Arus Publik

Dituding Tak Lakukan Reklamasi Pasca Tambang, PT Kencana Wilsa Beralasan IUP Masih Proses Perpanjangan

Jumat, 20 Juni 2025 22:8

LUBANG TAMBANG - Potret Lubang Tambang PT Kencana Wilsa/Web: JATAM Kaltim

Terkait lokasi tambang yang disebut berada di tengah-tengah permukiman warga, Saradius menjelaskan tambang memang berada di antara tiga kampung: Geleo Asa, Ongko Asa, dan Muara Asa. 

“Tapi kalau disebut di tengah permukiman, itu tidak akurat. Jaraknya sekitar 5 kilometer lebih dari masing-masing kampung,” ujarnya.

Ia mengakui tiga lubang tambang memang belum direklamasi, namun luasannya tidak sebesar yang dituduhkan JATAM

“Salah satu lubang sekitar 20–40 hektare, sisanya sekitar 20 hektare. Tambang ini beroperasi hanya setahun lebih. Karena jetty dan IUP belum beres, operasional berhenti sementara,” jelasnya.

Ketika ditanya kapan IUP akan selesai diperpanjang, Saradius menjawab sudah diurus sejak akhir 2023. 

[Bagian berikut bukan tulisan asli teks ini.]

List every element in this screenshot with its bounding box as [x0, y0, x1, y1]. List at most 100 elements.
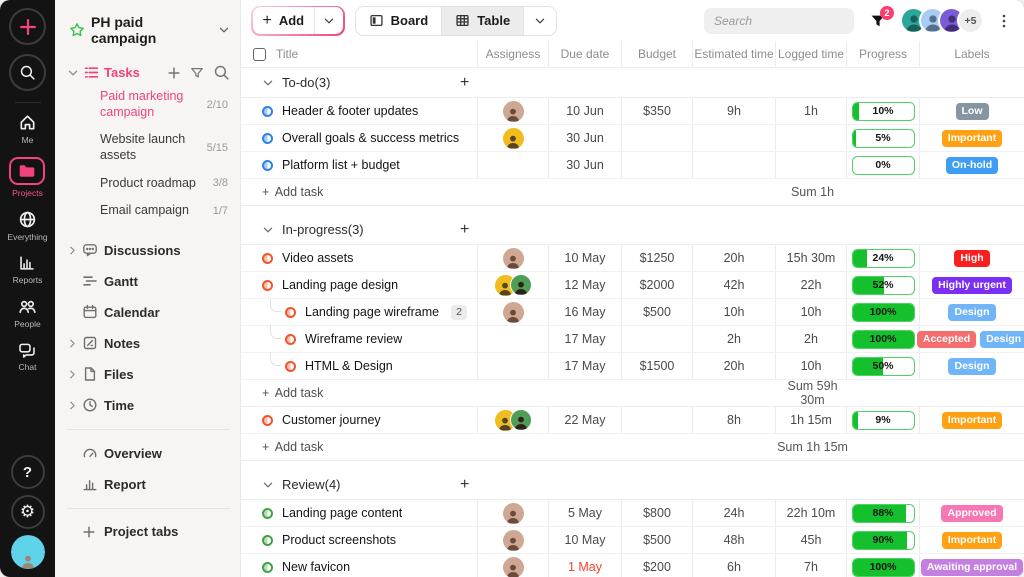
progress-cell: 100%	[847, 326, 920, 352]
nav-item-everything[interactable]: Everything	[7, 210, 47, 242]
sidebar-task-list-item[interactable]: Email campaign1/7	[67, 197, 230, 225]
sidebar-item-time[interactable]: Time	[67, 390, 230, 421]
sidebar-item-label: Time	[104, 398, 134, 413]
nav-item-reports[interactable]: Reports	[7, 254, 47, 285]
status-icon[interactable]	[262, 280, 273, 291]
nav-item-chat[interactable]: Chat	[7, 341, 47, 372]
add-button[interactable]	[9, 8, 46, 45]
project-tabs-button[interactable]: Project tabs	[67, 517, 230, 547]
group-collapse-chevron[interactable]	[262, 77, 274, 89]
group-add-button[interactable]: +	[460, 222, 469, 238]
status-icon[interactable]	[262, 508, 273, 519]
more-menu-button[interactable]	[994, 13, 1014, 29]
status-icon[interactable]	[262, 106, 273, 117]
nav-item-me[interactable]: Me	[7, 113, 47, 145]
group-collapse-chevron[interactable]	[262, 224, 274, 236]
table-row[interactable]: New favicon1 May$2006h7h100%Awaiting app…	[241, 554, 1024, 577]
subtask-connector	[270, 325, 281, 339]
assignees-cell	[478, 353, 549, 379]
group-add-button[interactable]: +	[460, 75, 469, 91]
sidebar-item-gantt[interactable]: Gantt	[67, 266, 230, 297]
chevron-down-icon[interactable]	[315, 15, 343, 27]
help-button[interactable]: ?	[11, 455, 45, 489]
chevron-down-icon[interactable]	[67, 67, 79, 79]
estimated-time-cell: 42h	[693, 272, 776, 298]
chevron-right-icon[interactable]	[67, 400, 82, 411]
labels-cell: On-hold	[920, 152, 1024, 178]
avatar-overflow-chip[interactable]: +5	[957, 7, 984, 34]
status-icon[interactable]	[262, 415, 273, 426]
chevron-right-icon[interactable]	[67, 245, 82, 256]
assignee-avatar	[503, 530, 524, 551]
view-tab-table[interactable]: Table	[442, 7, 524, 35]
table-row[interactable]: Landing page design12 May$200042h22h52%H…	[241, 272, 1024, 299]
task-title-cell: Wireframe review	[241, 326, 478, 352]
group-footer-row: + Add taskSum 1h	[241, 179, 1024, 206]
table-row[interactable]: Overall goals & success metrics30 Jun5%I…	[241, 125, 1024, 152]
table-row[interactable]: Video assets10 May$125020h15h 30m24%High	[241, 245, 1024, 272]
project-header[interactable]: PH paid campaign	[67, 12, 230, 48]
status-icon[interactable]	[262, 133, 273, 144]
view-switcher-chevron[interactable]	[524, 7, 556, 35]
settings-button[interactable]: ⚙	[11, 495, 45, 529]
chevron-right-icon[interactable]	[67, 338, 82, 349]
filter-icon[interactable]	[190, 66, 204, 80]
table-row[interactable]: Landing page content5 May$80024h22h 10m8…	[241, 500, 1024, 527]
table-row[interactable]: Customer journey22 May8h1h 15m9%Importan…	[241, 407, 1024, 434]
tasks-section-label: Tasks	[104, 65, 140, 80]
add-task-button[interactable]: + Add task	[241, 440, 323, 454]
progress-bar: 0%	[852, 156, 915, 175]
status-icon[interactable]	[262, 535, 273, 546]
estimated-time-cell: 24h	[693, 500, 776, 526]
status-icon[interactable]	[285, 307, 296, 318]
chevron-right-icon[interactable]	[67, 369, 82, 380]
nav-item-people[interactable]: People	[7, 297, 47, 329]
status-icon[interactable]	[262, 253, 273, 264]
user-avatar[interactable]	[11, 535, 45, 569]
column-header-progress: Progress	[847, 41, 920, 67]
sidebar-item-report[interactable]: Report	[67, 469, 230, 500]
table-row[interactable]: Wireframe review17 May2h2h100%AcceptedDe…	[241, 326, 1024, 353]
filter-button[interactable]: 2	[870, 13, 886, 29]
add-task-button[interactable]: + Add task	[241, 386, 323, 400]
label-pill: Important	[942, 412, 1002, 429]
table-row[interactable]: HTML & Design17 May$150020h10h50%Design	[241, 353, 1024, 380]
estimated-time-cell: 6h	[693, 554, 776, 577]
table-row[interactable]: Product screenshots10 May$50048h45h90%Im…	[241, 527, 1024, 554]
group-collapse-chevron[interactable]	[262, 479, 274, 491]
sidebar-item-discussions[interactable]: Discussions	[67, 235, 230, 266]
gantt-icon	[82, 273, 104, 289]
search-icon[interactable]	[213, 64, 230, 81]
select-all-checkbox[interactable]	[253, 48, 266, 61]
sidebar-item-overview[interactable]: Overview	[67, 438, 230, 469]
progress-value: 100%	[853, 331, 914, 348]
status-icon[interactable]	[262, 160, 273, 171]
task-title: Platform list + budget	[282, 158, 400, 172]
tasks-section-header[interactable]: Tasks	[67, 64, 230, 81]
label-pill: Design	[948, 304, 995, 321]
group-header: To-do(3)+	[241, 68, 1024, 98]
nav-item-projects[interactable]: Projects	[7, 157, 47, 198]
add-task-list-icon[interactable]	[167, 66, 181, 80]
sidebar-item-files[interactable]: Files	[67, 359, 230, 390]
group-add-button[interactable]: +	[460, 477, 469, 493]
sidebar-item-notes[interactable]: Notes	[67, 328, 230, 359]
status-icon[interactable]	[285, 361, 296, 372]
table-row[interactable]: Landing page wireframe216 May$50010h10h1…	[241, 299, 1024, 326]
search-input[interactable]	[704, 8, 854, 34]
task-title: Landing page design	[282, 278, 398, 292]
sidebar-task-list-item[interactable]: Paid marketing campaign2/10	[67, 83, 230, 126]
task-title-cell: Video assets	[241, 245, 478, 271]
table-row[interactable]: Header & footer updates10 Jun$3509h1h10%…	[241, 98, 1024, 125]
sidebar-task-list-item[interactable]: Website launch assets5/15	[67, 126, 230, 169]
add-task-button[interactable]: + Add	[251, 6, 345, 36]
status-icon[interactable]	[285, 334, 296, 345]
project-sidebar: PH paid campaign Tasks Paid marketing ca…	[55, 0, 240, 577]
status-icon[interactable]	[262, 562, 273, 573]
global-search-button[interactable]	[9, 54, 46, 91]
sidebar-task-list-item[interactable]: Product roadmap3/8	[67, 170, 230, 198]
sidebar-item-calendar[interactable]: Calendar	[67, 297, 230, 328]
add-task-button[interactable]: + Add task	[241, 185, 323, 199]
view-tab-board[interactable]: Board	[356, 7, 443, 35]
table-row[interactable]: Platform list + budget30 Jun0%On-hold	[241, 152, 1024, 179]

“Sudah diurus dan kendalanya memang kami belum menemukan lokasi jetty yang tepat. Selain itu, ada lahan yang berdekatan dengan wilayah PT Adaro, jadi perlu perhitungan matang,” tuturnya.

Sebelumnya, divisi Hukum JATAM Kaltim, Aziz menyebutkan pelaporan dilakukan karena PT Kencana Wilsa tak kunjung melakukan kewajibannya meski sudah lebih dari 1,5 tahun Izin Usaha Pertambangan (IUP) berakhir. 

“Kami bersama warga melaporkan tindak pidana tidak dilakukannya reklamasi oleh PT Kencana Wilsa. Sesuai Pasal 96 UU Minerba, perusahaan wajib mereklamasi lubang bekas tambang,” ujar Aziz, saat diwawancara redaksi Arusbawah.co di ruang tunggu Kejati Kaltim, Kamis (19/6/2025).

“Kewajibannya, Pasal 161B menyatakan jelas, ada ancaman penjara 5 tahun dan denda Rp100 miliar bagi pelanggaran reklamasi. PT KW juga hanya menyetor dana jaminan reklamasi Rp20,5 juta berdasarkan LHP BPK 2021. Itu sangat tidak masuk akal untuk menutup 3 lubang tambang seluas 16,4 hektare,” tegas Aziz.

Aziz menambahkan dana jaminan reklamasi semestinya dikelola oleh bank daerah, untuk memastikan pemulihan lingkungan pasca tambang berjalan. 

Namun menurut Aziz, tanggung jawab pemerintah daerah selama ini tidak berjalan efektif. 

“PERDA 8/2013 tentang reklamasi sudah dicabut, digantikan PERDA 3/2023, tapi pelaksanaannya masih nihil. Pemda justru berlindung di balik alasan sentralisasi kewenangan ke pusat pasca revisi UU Minerba 2020,” katanya.

 

Sementara itu, Korneles Detang, Warga Kampung Geleo Asa, mengungkapkan bahwa konsesi tambang PT Kencana Wilsa berada tepat di tengah-tengah pemukiman warga. 

“Dari kantor bupati hanya 10 km. Di sana bukan hutan kosong, tapi kebun karet dan buah-buahan milik warga. Saya sendiri punya 5 hektare kebun yang terdampak,” ujarnya.

Menurut Korneles, selain merusak lahan, PT Kencana Wilsa juga diduga telah melakukan penyerobotan lahan milik warga.